Hybrid molecular dynamic Monte Carlo simulation and experimental production of a multi-component Cu–Fe–Ni–Mo–W alloy

Abstract

High-entropy alloys are a class of materials intensely studied in the last years due to their innovative properties. Their unconventional compositions and chemical structures hold promise for achieving unprecedented combinations of mechanical properties. The Cu–Fe–Ni–Mo–W multicomponent alloy was studied using a combination of simulation and experimental production to test the possibility of formation of a simple solid solution. Therefore, Molecular Dynamics and hybrid Molecular Dynamic/Monte Carlo simulations from 10K up to the melting point of the alloy were analyzed together with the experimental production by arc furnace and powder milling.
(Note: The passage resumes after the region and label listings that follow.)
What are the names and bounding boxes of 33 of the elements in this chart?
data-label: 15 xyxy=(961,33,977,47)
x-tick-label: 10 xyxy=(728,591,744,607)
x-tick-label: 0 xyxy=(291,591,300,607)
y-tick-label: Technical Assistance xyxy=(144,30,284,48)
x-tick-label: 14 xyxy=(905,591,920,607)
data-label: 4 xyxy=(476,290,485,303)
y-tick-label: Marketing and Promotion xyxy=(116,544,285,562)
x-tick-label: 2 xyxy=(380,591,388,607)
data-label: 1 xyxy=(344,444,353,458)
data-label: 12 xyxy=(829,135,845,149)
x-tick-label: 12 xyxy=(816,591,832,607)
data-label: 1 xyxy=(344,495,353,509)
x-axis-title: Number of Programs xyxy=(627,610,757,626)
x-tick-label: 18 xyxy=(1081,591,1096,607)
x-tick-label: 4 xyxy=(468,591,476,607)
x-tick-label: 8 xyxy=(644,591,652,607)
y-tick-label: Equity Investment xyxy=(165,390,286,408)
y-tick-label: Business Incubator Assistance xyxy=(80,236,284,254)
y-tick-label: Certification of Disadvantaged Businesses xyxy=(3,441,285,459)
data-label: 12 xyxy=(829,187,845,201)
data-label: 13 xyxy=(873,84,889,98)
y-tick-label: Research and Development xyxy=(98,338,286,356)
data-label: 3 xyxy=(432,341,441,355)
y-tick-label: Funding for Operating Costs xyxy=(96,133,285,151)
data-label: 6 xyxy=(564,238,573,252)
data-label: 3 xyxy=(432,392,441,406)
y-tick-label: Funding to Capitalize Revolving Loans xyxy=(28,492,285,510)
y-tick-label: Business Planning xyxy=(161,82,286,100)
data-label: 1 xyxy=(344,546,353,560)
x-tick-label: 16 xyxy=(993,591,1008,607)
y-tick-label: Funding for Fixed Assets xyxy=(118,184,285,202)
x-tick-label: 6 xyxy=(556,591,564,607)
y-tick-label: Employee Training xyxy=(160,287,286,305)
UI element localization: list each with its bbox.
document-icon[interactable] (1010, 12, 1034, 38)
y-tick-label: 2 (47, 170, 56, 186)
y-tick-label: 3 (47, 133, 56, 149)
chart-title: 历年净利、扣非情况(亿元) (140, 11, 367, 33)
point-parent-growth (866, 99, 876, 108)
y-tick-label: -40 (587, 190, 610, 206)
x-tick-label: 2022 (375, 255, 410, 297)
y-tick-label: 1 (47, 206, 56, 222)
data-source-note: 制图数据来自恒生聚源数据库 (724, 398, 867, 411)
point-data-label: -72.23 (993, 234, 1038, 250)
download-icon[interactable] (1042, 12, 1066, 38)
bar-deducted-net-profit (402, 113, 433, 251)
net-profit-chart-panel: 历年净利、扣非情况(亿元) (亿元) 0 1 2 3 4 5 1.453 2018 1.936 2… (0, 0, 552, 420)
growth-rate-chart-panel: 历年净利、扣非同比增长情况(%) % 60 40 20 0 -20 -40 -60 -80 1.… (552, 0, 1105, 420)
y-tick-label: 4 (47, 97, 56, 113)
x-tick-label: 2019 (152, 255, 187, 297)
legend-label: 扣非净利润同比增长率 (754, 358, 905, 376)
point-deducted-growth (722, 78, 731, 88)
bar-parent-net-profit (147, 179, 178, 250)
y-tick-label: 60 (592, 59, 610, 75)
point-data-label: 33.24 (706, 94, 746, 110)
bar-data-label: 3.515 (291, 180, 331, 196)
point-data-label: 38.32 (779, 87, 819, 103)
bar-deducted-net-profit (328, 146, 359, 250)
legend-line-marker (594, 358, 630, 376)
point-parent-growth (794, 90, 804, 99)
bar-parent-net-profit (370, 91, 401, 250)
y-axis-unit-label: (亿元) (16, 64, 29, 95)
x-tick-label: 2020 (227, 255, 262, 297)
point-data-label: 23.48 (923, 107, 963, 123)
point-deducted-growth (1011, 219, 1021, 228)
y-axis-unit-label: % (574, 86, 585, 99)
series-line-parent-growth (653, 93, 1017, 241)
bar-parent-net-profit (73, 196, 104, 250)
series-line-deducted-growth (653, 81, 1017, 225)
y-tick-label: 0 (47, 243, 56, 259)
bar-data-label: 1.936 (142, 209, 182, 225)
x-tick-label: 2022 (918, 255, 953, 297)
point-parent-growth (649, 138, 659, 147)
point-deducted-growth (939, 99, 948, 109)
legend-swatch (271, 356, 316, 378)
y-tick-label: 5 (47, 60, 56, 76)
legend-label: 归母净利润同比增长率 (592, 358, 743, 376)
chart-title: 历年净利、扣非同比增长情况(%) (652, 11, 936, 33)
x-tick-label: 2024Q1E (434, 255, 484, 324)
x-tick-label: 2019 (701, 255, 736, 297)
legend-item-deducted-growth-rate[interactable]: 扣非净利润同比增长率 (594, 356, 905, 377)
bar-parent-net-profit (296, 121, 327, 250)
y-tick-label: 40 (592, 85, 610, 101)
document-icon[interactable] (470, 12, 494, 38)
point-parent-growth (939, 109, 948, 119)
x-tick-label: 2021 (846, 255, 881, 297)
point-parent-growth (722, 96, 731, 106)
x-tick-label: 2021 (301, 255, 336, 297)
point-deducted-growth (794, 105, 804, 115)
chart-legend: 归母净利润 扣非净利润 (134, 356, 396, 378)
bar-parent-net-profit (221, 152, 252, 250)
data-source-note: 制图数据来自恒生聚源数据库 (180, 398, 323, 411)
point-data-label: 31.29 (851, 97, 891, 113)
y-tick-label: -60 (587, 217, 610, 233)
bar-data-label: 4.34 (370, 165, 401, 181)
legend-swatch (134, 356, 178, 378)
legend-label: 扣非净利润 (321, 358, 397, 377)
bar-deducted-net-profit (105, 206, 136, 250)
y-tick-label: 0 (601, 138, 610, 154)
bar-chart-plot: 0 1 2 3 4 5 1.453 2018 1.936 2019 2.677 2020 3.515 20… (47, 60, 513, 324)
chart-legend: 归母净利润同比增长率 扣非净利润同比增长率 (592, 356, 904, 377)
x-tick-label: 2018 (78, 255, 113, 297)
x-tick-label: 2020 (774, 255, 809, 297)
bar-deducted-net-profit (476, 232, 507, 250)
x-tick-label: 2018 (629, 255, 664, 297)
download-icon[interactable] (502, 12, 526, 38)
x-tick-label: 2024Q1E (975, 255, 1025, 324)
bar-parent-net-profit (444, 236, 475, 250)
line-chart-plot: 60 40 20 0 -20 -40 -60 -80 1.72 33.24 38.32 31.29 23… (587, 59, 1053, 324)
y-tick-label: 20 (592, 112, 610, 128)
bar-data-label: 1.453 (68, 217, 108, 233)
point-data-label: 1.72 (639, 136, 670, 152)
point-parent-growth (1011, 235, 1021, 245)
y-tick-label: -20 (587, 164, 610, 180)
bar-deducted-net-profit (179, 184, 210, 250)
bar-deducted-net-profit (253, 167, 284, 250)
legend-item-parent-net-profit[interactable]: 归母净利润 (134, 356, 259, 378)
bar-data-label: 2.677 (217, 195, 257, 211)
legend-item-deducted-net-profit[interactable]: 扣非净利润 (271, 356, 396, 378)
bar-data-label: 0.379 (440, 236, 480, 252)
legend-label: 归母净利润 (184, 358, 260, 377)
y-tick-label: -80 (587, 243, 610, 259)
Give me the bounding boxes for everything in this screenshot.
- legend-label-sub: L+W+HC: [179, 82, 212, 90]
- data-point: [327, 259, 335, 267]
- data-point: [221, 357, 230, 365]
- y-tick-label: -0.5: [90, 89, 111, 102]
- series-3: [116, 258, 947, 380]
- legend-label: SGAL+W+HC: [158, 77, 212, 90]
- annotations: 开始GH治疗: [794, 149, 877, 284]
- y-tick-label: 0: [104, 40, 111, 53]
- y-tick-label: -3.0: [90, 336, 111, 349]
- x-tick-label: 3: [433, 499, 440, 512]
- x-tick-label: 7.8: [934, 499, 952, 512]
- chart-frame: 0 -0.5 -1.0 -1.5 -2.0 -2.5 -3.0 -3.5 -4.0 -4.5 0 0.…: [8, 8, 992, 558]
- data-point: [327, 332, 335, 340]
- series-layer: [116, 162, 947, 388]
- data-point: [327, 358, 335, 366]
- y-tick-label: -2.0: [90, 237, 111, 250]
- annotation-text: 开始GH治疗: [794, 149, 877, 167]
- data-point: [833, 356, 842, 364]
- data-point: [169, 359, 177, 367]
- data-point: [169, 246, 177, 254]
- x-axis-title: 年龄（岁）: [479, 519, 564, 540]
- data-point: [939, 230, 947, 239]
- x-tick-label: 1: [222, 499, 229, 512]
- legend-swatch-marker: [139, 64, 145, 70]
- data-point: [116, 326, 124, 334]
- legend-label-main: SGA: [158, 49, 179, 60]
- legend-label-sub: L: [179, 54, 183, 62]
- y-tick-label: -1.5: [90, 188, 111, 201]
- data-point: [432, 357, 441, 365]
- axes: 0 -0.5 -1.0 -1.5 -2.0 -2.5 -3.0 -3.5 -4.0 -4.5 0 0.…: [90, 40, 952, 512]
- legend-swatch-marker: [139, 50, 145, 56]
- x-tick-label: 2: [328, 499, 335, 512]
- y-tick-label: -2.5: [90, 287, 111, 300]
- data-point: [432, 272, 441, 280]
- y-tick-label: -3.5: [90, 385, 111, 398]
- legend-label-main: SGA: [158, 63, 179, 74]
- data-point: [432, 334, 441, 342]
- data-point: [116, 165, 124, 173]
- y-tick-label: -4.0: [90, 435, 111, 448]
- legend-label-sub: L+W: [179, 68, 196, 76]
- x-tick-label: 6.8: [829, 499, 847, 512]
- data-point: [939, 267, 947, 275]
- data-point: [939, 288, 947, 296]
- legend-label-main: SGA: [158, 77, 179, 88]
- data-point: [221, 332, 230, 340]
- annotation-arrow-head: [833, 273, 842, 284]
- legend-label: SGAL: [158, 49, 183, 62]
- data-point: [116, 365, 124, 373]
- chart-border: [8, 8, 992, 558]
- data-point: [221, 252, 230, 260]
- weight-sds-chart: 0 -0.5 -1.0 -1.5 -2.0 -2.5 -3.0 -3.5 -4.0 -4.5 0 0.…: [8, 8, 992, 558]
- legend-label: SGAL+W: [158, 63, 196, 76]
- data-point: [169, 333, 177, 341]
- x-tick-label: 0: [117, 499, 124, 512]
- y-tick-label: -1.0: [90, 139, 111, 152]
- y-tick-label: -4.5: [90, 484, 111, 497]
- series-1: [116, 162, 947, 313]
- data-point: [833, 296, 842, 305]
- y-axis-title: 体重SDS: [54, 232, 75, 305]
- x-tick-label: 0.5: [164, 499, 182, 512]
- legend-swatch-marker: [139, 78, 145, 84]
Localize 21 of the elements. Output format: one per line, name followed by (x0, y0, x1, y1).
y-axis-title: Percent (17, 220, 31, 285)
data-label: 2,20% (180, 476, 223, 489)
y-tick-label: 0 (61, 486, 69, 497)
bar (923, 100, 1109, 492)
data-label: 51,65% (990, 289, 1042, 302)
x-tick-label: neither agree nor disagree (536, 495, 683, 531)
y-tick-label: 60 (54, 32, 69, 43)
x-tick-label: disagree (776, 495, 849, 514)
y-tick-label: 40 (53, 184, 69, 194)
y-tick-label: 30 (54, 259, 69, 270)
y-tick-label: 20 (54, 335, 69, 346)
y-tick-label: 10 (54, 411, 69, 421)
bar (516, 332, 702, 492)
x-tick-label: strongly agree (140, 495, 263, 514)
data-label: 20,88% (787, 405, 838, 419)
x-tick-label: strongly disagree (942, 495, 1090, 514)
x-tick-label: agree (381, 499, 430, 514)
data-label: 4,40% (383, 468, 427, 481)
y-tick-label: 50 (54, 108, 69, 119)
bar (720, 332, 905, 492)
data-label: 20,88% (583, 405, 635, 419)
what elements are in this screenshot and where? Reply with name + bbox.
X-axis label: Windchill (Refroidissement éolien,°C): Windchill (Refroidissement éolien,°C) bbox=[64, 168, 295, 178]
The Molecular Dynamics simulations starting with a bcc type-structure show the formation of a single-phase bcc solid solution type-structure, whereas using Monte Carlo one, generally produced a two-phase mixture. Moreover, the lowest potential energy was obtained when starting from a fcc type-structure and using Monte Carlo simulation giving rise to the formation of a bcc Fe–Mo–W phase and a Cu–Ni fcc type-structure. Dendritic and interdendritic phases were observed in the sample produced by arc furnace while the milled powder evidence an separation of two phases Cu–Fe–Ni phase and W–Mo type-structures. Samples produced by both methods show the formation of bcc and a fcc type-structures. Therefore, the Monte Carlo simulation seems to be closer with the experimental results, which points to a two-phase mixture formation for the Cu–Fe–Ni–Mo–W multicomponent system.